68Ga-PSMA PET/CT scans of 603 prostate cancer patients with biochemical recurrence or persistently elevated PSA and without known metastatic disease were retrospectively included (mean PSA 1.0 ng/mL; range, 0.08-5). All scans were analysed for presence of recurrence by two experienced nuclear medicine physicians independently; discrepancies were resolved by an additional expert reader. A subset of patients (n = 239) had undergone tumour genetic profiling using the Memorial Sloan Kettering-Integrated Mutation Profiling of Actionable Cancer Targets (MSK-IMPACT) sequencing assay.
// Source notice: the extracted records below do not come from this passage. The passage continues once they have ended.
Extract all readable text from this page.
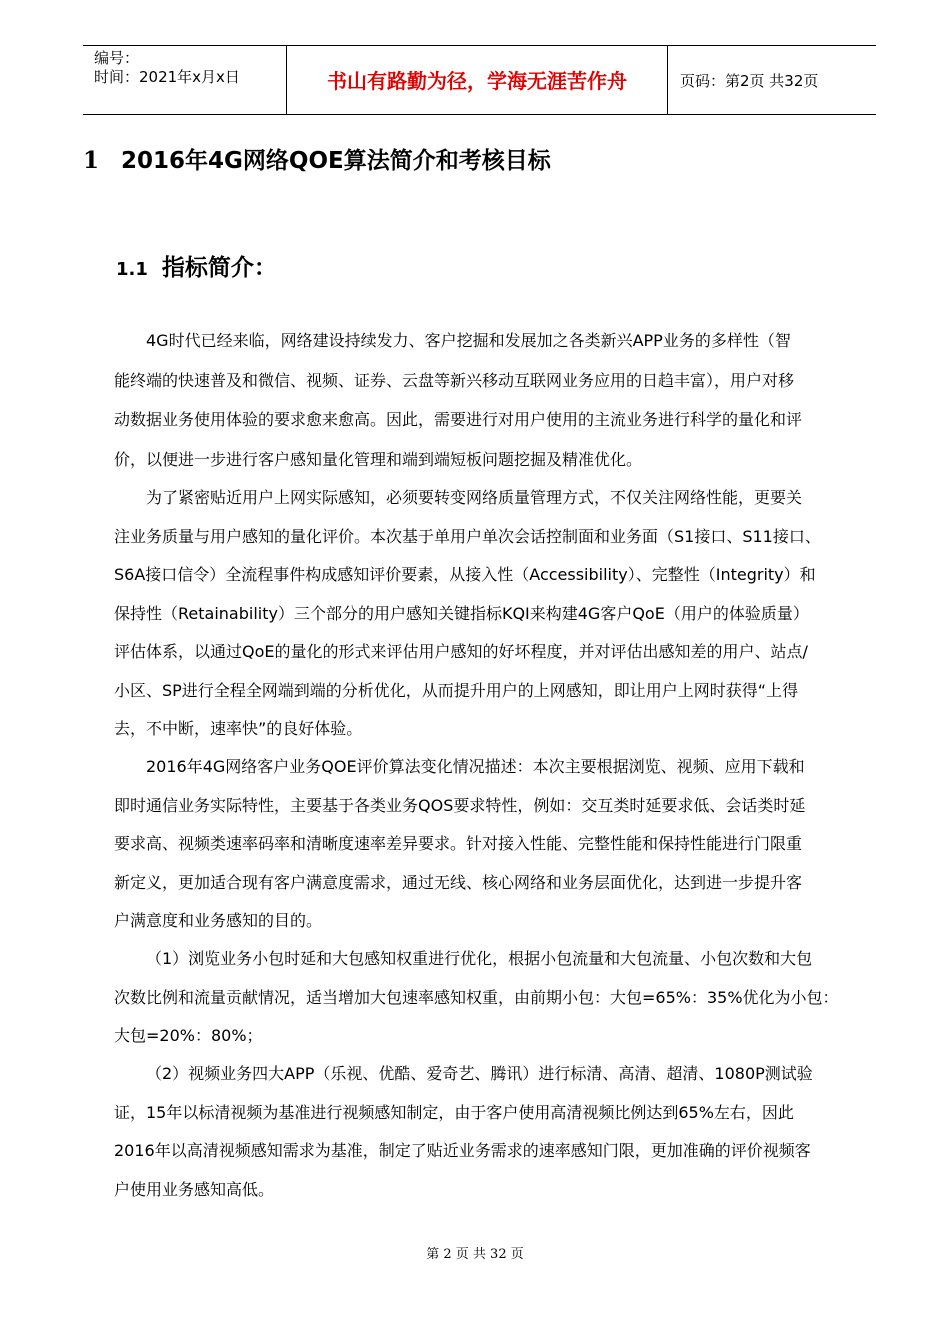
编号：
时间：2021年x月x日	书山有路勤为径，学海无涯苦作舟	页码：第2页 共32页
1 2016年4G网络QOE算法简介和考核目标
1.1 指标简介：
4G时代已经来临，网络建设持续发力、客户挖掘和发展加之各类新兴APP业务的多样性（智
能终端的快速普及和微信、视频、证券、云盘等新兴移动互联网业务应用的日趋丰富），用户对移
动数据业务使用体验的要求愈来愈高。因此，需要进行对用户使用的主流业务进行科学的量化和评
价，以便进一步进行客户感知量化管理和端到端短板问题挖掘及精准优化。
为了紧密贴近用户上网实际感知，必须要转变网络质量管理方式，不仅关注网络性能，更要关
注业务质量与用户感知的量化评价。本次基于单用户单次会话控制面和业务面（S1接口、S11接口、
S6A接口信令）全流程事件构成感知评价要素，从接入性（Accessibility）、完整性（Integrity）和
保持性（Retainability）三个部分的用户感知关键指标KQI来构建4G客户QoE（用户的体验质量）
评估体系，以通过QoE的量化的形式来评估用户感知的好坏程度，并对评估出感知差的用户、站点/
小区、SP进行全程全网端到端的分析优化，从而提升用户的上网感知，即让用户上网时获得“上得
去，不中断，速率快”的良好体验。
2016年4G网络客户业务QOE评价算法变化情况描述：本次主要根据浏览、视频、应用下载和
即时通信业务实际特性，主要基于各类业务QOS要求特性，例如：交互类时延要求低、会话类时延
要求高、视频类速率码率和清晰度速率差异要求。针对接入性能、完整性能和保持性能进行门限重
新定义，更加适合现有客户满意度需求，通过无线、核心网络和业务层面优化，达到进一步提升客
户满意度和业务感知的目的。
（1）浏览业务小包时延和大包感知权重进行优化，根据小包流量和大包流量、小包次数和大包
次数比例和流量贡献情况，适当增加大包速率感知权重，由前期小包：大包=65%：35%优化为小包：
大包=20%：80%；
（2）视频业务四大APP（乐视、优酷、爱奇艺、腾讯）进行标清、高清、超清、1080P测试验
证，15年以标清视频为基准进行视频感知制定，由于客户使用高清视频比例达到65%左右，因此
2016年以高清视频感知需求为基准，制定了贴近业务需求的速率感知门限，更加准确的评价视频客
户使用业务感知高低。
第 2 页 共 32 页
PET positivity and positive predictive value, inter-reader agreement, as well as associations between patient characteristics, location of recurrence, time to PET confirmed biochemical recurrence (PCBR), SUVmax, and most frequent gene alterations were investigated.

Results

The overall recurrence detection rate of 68Ga-PSMA PET/CT was 59.2% (357/603), with a positive predictive value of 0.98 (95% CI, 0.94–0.99), and a sensitivity of 0.60 (95% CI, 0.54–0.66). When analysed by PSA level, 43.8% of patients with PSA < 0.5 ng/mL, 64.1% with PSA 0.5–0.99 ng/mL, 73.6% with PSA 1.0-1.99 ng/mL, and 87% with PSA > 2.0 ng/mL were PET positive. Inter-reader agreement was excellent with κ-coefficient of 0.884. SUVmax was significantly higher in patients with higher PSA (P < 0.001), and extra-pelvic nodal metastases (P < 0.001). Patients with persistently elevated PSA, higher TNM stage, higher Gleason score, and without RT at baseline (all P < 0.001) had shorter time to PCBR. In patients with genetic alteration available, TP53 mutations were significantly associated with time to PCBR (alteration, n = 38; wildtype, n = 200; median time 4.3 versus 5.3 years, P = 0.04), and borderline significantly associated with SUVmax (median 11 versus 7, n = 33 and 121, P = 0.054).

Conclusion

68Ga-PSMA PET/CT can detect prostate cancer recurrence potentially even among patients with a low PSA level. TP53 alterations on genetic analysis were associated with shorter time to PCBR and borderline associated with higher SUVmax, suggesting that an integrated diagnostic approach may identify more aggressive disease.